Yesterday, I got a call from the Audiology Department of UMass. She said she wanted to give me the rest of Garry’s official audiological follow-up appointments — as opposed to the surgical follow-ups. I had already gotten the ones for pre-op and Surgery, plus surgical follow-up. Lucky for both of us, she didn’t expect to talk to Garry personally. This is the only medical place that realized he can’t talk on the phone.
As a deaf person, he can’t chat on the phone. That’s what the surgery is all about. Every other time I talk to a medical person other than our family guy, they insist on talking to Garry. I hand him the phone, shout “JUST SAY YES!” Which he does and the conversation can progress. They totally fail to have a grip on the “he can’t hear” issue. Either that or they think if they yell louder into the mouthpiece, that will fix it.
The cochlear implant is a surgical miracle and a lot of technological fine-tuning. Post surgery, he has a date for “turning on the equipment,” three more tune-ups, with a final official get-together after six months. If he needs more help or another type of help, like speech therapy, we can add those.
It’s just as well we aren’t trying to do this in Boston.
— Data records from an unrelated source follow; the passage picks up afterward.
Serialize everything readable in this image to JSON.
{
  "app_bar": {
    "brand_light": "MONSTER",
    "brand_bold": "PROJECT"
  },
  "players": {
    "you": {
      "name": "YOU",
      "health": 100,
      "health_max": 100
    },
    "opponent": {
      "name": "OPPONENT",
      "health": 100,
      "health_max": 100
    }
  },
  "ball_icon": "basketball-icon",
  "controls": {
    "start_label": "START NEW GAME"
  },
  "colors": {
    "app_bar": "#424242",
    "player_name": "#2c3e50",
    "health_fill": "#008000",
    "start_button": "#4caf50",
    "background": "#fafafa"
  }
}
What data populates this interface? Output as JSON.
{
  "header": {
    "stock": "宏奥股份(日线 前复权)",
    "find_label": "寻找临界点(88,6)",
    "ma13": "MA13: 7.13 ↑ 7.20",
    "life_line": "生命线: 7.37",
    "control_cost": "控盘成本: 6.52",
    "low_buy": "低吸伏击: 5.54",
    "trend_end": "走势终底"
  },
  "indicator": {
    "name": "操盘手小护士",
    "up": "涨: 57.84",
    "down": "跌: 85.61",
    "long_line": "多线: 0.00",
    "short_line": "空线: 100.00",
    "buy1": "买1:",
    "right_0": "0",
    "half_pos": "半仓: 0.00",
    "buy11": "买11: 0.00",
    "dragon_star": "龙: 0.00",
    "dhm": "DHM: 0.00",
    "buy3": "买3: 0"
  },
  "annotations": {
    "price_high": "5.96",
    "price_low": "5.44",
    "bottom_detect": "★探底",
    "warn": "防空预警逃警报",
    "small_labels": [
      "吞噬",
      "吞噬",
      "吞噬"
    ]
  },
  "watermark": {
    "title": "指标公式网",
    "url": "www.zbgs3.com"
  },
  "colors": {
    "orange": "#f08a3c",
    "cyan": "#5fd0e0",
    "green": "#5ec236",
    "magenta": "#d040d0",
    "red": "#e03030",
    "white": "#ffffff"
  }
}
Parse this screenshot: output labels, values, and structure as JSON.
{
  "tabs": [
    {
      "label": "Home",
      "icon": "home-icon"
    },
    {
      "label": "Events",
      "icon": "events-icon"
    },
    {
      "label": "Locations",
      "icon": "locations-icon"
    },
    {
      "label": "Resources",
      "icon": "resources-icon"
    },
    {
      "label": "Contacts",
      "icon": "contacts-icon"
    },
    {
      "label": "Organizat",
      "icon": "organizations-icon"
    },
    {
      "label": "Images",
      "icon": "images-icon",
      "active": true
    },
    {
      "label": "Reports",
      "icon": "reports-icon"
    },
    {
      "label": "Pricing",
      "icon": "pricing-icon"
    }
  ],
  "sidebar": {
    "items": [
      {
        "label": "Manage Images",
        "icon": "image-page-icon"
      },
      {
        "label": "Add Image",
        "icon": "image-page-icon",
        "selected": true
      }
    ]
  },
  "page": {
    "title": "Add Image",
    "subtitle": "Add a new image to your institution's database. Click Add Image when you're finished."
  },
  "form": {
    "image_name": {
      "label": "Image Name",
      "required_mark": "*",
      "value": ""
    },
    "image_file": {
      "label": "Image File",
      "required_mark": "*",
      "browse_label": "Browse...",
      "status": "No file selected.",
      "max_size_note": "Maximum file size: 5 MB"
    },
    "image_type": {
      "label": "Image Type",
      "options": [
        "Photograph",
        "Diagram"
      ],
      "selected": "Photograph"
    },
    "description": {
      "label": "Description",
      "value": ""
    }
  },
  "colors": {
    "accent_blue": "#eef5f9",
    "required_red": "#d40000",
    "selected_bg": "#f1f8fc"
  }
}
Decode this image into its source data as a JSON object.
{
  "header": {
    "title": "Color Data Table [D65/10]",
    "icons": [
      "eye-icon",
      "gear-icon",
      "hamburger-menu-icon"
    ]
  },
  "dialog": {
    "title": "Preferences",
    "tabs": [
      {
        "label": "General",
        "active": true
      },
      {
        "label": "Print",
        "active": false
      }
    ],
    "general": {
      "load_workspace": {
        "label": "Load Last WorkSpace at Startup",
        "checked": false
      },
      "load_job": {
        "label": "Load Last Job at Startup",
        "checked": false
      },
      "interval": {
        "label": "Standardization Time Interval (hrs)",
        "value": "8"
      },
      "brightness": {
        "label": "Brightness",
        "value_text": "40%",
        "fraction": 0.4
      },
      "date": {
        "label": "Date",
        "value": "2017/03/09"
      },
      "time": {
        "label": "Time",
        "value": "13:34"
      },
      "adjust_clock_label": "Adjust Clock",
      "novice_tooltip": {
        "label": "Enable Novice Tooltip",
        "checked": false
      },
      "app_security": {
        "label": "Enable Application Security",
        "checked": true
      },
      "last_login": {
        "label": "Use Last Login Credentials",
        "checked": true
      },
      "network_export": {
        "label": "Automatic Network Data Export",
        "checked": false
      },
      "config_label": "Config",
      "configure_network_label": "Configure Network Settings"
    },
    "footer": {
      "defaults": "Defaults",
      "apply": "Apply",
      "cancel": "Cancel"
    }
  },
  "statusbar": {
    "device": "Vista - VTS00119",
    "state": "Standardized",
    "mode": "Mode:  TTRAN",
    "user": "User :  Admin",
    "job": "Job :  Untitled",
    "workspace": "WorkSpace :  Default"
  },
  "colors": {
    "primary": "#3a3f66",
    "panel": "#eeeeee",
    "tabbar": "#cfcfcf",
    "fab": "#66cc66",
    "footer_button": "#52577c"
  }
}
We’d never survive the traffic.
The object of all of this? To bring Garry back into the world. To make him part of the conversation. To have him in it and not have to round it up and tell him about it later. To take him out of the enclosed space in which he now lives and bring him into the bigger world — the way he was. The way I remember him.
All those objects they will put in his ear and on them? These will change him. I have a feeling they will change him more than he expects. Maybe even more than I expect.
Tune in! We’ll be playing this one by ear.